1Joseph was told that his father Jacob had become very sick. So Joseph went to see him and took along his two sons, Manasseh and Ephraim. 2When Joseph arrived, someone told Jacob, “Your son Joseph has come to see you.” Jacob sat up in bed, but it took almost all his strength.
3 Jacob told Joseph:
God All-Powerful appeared to me at Luz in the land of Canaan, where he gave me his blessing 4and promised, “I will give you a large family with many descendants that will grow into a nation. And I am giving you this land that will belong to you and your family forever.”
5Then Jacob went on to say:
Joseph, your two sons Ephraim and Manasseh were born in Egypt, but I accept them as my own, just as Reuben and Simeon are mine. 6Any children you have later will be considered yours, but their inheritance will come from Ephraim and Manasseh. 7 Unfortunately, your mother Rachel died in Canaan after we had left northern Syria and before we reached Bethlehem. And I had to bury her along the way.
8-10Jacob was very old and almost blind. He did not recognize the two boys, and so he asked Joseph, “Who are these boys?”
Joseph answered, “They are my sons. God has given them to me here in Egypt.”
“Bring them to me,” Jacob said. “I want to give them my blessing.” Joseph brought the boys to him, and he hugged and kissed them.
11Jacob turned to Joseph and told him, “For many years I thought you were dead and that I would never see you again. But now God has even let me live to see your children.” 12Then Joseph made his sons move away from Jacob's knees, and Joseph bowed down in front of him with his face to the ground.
13After Joseph got up, he brought his two sons over to Jacob again. He led his younger son Ephraim to the left side of Jacob and his older son Manasseh to the right. 14But before Jacob gave them his blessing, he crossed his arms, putting his right hand on the head of Ephraim and his left hand on the head of Manasseh. 15Then he gave Joseph his blessing and said:
My grandfather Abraham and my father Isaac worshiped the Lord God. He has been with me all my life, 16and his angel has kept me safe. Now I pray that he will bless these boys and that my name and the names of Abraham and Isaac will live on because of them. I ask God to give them many children and many descendants as well.

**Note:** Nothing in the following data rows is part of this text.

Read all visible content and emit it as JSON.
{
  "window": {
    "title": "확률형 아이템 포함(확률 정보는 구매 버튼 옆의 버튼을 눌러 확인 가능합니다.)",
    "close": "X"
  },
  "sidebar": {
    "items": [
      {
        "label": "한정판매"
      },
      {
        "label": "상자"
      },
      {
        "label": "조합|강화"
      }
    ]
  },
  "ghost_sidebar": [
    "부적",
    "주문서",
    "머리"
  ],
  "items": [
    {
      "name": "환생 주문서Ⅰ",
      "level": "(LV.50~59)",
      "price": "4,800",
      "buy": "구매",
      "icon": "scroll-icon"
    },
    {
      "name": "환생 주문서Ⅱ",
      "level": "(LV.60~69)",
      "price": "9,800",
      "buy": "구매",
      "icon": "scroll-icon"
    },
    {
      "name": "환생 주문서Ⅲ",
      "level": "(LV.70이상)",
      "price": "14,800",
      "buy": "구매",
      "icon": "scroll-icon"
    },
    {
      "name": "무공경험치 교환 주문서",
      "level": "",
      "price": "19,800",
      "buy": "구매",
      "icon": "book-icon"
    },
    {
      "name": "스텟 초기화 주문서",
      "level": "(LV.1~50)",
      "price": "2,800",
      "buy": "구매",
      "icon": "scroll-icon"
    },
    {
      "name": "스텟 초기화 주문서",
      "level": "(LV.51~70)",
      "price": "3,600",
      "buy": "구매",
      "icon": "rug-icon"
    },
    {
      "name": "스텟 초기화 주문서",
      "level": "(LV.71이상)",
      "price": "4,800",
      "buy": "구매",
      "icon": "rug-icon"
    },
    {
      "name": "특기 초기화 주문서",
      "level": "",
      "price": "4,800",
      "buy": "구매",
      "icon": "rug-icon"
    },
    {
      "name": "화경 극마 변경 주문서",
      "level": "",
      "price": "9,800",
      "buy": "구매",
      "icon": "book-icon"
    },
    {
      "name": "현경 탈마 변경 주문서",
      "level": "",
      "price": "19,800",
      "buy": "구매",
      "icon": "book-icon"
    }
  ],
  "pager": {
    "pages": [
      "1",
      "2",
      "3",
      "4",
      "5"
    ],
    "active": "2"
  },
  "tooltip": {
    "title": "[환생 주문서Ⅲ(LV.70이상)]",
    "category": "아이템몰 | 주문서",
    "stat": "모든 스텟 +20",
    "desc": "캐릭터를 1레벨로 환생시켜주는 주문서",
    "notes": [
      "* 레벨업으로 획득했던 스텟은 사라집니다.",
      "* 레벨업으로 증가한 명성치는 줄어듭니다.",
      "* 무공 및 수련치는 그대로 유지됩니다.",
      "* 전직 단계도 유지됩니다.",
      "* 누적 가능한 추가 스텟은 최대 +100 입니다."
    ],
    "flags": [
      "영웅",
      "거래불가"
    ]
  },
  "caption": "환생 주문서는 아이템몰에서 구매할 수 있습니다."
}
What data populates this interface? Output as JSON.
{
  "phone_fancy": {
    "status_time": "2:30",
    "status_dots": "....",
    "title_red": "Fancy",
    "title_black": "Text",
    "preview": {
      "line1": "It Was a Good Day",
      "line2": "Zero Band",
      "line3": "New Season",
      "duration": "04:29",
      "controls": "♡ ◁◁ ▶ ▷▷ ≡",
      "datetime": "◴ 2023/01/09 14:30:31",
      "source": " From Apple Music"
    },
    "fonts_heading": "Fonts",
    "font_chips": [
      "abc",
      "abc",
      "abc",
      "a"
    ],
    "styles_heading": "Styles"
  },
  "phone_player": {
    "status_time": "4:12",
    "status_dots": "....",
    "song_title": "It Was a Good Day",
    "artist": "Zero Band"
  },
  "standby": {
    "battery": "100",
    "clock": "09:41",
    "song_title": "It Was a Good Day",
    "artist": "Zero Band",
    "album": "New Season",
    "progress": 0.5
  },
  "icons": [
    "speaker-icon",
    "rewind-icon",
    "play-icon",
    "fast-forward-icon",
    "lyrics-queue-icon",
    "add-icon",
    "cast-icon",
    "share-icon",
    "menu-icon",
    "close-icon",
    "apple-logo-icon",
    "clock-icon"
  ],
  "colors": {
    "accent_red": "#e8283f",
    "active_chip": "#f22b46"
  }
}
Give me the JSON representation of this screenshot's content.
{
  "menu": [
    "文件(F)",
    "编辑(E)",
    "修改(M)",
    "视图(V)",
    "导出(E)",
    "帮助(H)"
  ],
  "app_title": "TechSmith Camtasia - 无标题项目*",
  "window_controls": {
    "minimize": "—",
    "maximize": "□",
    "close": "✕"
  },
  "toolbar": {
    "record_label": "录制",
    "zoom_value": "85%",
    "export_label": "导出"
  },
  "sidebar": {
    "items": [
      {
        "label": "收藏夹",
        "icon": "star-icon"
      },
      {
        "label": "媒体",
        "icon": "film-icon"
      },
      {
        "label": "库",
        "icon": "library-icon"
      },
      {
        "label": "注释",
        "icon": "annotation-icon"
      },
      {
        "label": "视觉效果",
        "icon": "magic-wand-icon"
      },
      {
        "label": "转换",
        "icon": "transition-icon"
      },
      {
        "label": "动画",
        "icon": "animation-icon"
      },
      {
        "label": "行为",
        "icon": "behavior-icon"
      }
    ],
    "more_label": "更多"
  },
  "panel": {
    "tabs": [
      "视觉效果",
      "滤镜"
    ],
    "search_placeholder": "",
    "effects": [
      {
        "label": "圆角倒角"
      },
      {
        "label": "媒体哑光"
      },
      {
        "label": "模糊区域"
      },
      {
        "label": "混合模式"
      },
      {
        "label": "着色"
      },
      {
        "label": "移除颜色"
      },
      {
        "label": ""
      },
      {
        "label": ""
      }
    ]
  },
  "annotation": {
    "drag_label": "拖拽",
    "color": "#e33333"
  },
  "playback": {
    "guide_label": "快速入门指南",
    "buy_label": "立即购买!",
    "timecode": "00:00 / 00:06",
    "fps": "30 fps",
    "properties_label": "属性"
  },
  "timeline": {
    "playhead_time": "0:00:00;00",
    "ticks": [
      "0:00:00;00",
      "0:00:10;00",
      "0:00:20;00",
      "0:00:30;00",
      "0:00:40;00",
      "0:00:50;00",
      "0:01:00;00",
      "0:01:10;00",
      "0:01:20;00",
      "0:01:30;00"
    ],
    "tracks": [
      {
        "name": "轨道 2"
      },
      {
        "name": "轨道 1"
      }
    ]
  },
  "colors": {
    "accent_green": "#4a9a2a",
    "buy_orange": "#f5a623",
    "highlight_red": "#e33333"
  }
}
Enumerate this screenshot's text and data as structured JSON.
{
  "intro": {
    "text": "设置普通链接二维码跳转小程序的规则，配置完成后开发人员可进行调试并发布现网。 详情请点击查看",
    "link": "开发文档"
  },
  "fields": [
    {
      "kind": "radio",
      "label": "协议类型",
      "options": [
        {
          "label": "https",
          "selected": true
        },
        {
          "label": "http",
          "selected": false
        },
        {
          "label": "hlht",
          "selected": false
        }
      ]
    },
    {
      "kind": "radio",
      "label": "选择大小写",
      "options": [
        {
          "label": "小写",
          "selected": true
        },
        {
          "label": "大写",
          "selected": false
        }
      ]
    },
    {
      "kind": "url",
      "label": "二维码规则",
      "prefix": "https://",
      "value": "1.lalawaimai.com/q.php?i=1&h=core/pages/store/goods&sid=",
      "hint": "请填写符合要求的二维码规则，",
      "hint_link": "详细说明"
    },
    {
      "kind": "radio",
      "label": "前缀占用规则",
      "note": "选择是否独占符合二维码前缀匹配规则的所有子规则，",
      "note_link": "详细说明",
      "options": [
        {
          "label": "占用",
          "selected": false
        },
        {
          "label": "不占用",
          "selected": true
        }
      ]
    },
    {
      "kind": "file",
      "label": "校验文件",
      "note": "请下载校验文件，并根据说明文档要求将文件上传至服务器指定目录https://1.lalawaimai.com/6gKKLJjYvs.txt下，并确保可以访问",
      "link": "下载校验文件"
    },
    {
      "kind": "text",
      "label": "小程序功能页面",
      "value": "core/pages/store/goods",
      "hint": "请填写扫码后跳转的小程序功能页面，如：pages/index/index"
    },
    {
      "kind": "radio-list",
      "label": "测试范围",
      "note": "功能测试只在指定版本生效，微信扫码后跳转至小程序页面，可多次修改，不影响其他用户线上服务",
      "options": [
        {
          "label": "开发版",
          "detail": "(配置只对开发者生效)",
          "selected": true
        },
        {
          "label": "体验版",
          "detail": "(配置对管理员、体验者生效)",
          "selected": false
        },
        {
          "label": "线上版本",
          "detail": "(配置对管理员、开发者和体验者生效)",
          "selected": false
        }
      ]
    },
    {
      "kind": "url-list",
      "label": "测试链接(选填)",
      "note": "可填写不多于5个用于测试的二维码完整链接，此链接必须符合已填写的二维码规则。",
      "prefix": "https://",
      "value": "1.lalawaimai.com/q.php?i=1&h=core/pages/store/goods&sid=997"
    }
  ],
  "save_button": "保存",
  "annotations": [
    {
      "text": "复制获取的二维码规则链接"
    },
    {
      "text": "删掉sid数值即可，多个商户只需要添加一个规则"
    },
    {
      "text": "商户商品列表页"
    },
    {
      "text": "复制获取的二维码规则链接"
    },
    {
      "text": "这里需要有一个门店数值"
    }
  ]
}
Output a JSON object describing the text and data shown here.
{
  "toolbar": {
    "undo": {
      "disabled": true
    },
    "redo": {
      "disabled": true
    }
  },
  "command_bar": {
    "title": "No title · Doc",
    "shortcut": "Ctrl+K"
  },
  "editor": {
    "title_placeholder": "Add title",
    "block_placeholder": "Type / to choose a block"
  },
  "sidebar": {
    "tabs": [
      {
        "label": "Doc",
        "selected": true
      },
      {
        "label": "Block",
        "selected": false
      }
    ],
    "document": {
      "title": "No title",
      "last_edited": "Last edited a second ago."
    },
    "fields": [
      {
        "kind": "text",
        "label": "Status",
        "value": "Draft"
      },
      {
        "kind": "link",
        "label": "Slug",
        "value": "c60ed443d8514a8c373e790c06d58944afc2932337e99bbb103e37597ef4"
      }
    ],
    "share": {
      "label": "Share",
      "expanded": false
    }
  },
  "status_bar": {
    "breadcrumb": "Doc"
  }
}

17Joseph did not like it when he saw his father place his right hand on the head of the younger son. So he tried to move his father's right hand from Ephraim's head and place it on Manasseh. 18Joseph said, “Father, you have made a mistake. This is the older boy. Put your right hand on him.”
19But his father said, “Son, I know what I am doing. It's true that Manasseh's family will someday become a great nation. But Ephraim will be even greater than Manasseh, because his descendants will become many great nations.”
20 Jacob told him that in the future the people of Israel would ask God's blessings on one another by saying, “I pray for God to bless you as much as he blessed Ephraim and Manasseh.” Jacob put Ephraim's name first to show that he would be greater than Manasseh. 21After that, Jacob said, “Joseph, you can see that I won't live much longer. But God will be with you and will lead you back to the land he promised our family long ago. 22Meanwhile, I'm giving you the hillside I captured from the Amorites.”
As parents, we teach our children about “fair share” but somewhere along the line, they soon also learn the hard lesson that “sometimes life isn’t fair.” Solomon said, “Here is something else I have learned: The fastest runners and the greatest heroes don’t always win races and battles. Wisdom, intelligence, and skill don’t always make you healthy, rich, or popular. We each have our share of bad luck (Ecclesiastes 9:11).”
Joseph told Jacob that he was making a mistake giving the biggest blessing to the youngest child but Jacob said, “Son, I know what I am doing. It’s true that Manasseh’s family will someday become a great nation. But Ephraim will be even greater than Manasseh, because his descendants will become many great nations.”
The blessing doesn’t seem fair to begin with; we feel that Jacob should have divided his inheritance between his twelve sons but he divided it between his eleven other sons and Joseph’s two, treating Ephraim and Manasseh as if they were his sons, not Joseph’s. The reversal of the blessing in which the younger is put before the older is a recurring theme in Genesis. Think of Cain and Abel, Isaac and Ishmael, Jacob and Esau.
Jesus said, “But many who are now first will be last, and many who are last will be first” (Matthew 19:30).
It is God who decides – not us – how he will bless us and when. To compare ourselves to others is not wise. It is for us to humbly accept what God has given us – or not given us. And no one but God knows what the future holds.
Heavenly Father, you are both just and merciful, giving us always better than we deserve. We pray that you would help us to be humbly grateful for all that you have blessed us with. Thank you for the hope we have for a wonderful future together with you forever. In Jesus’ name. Amen.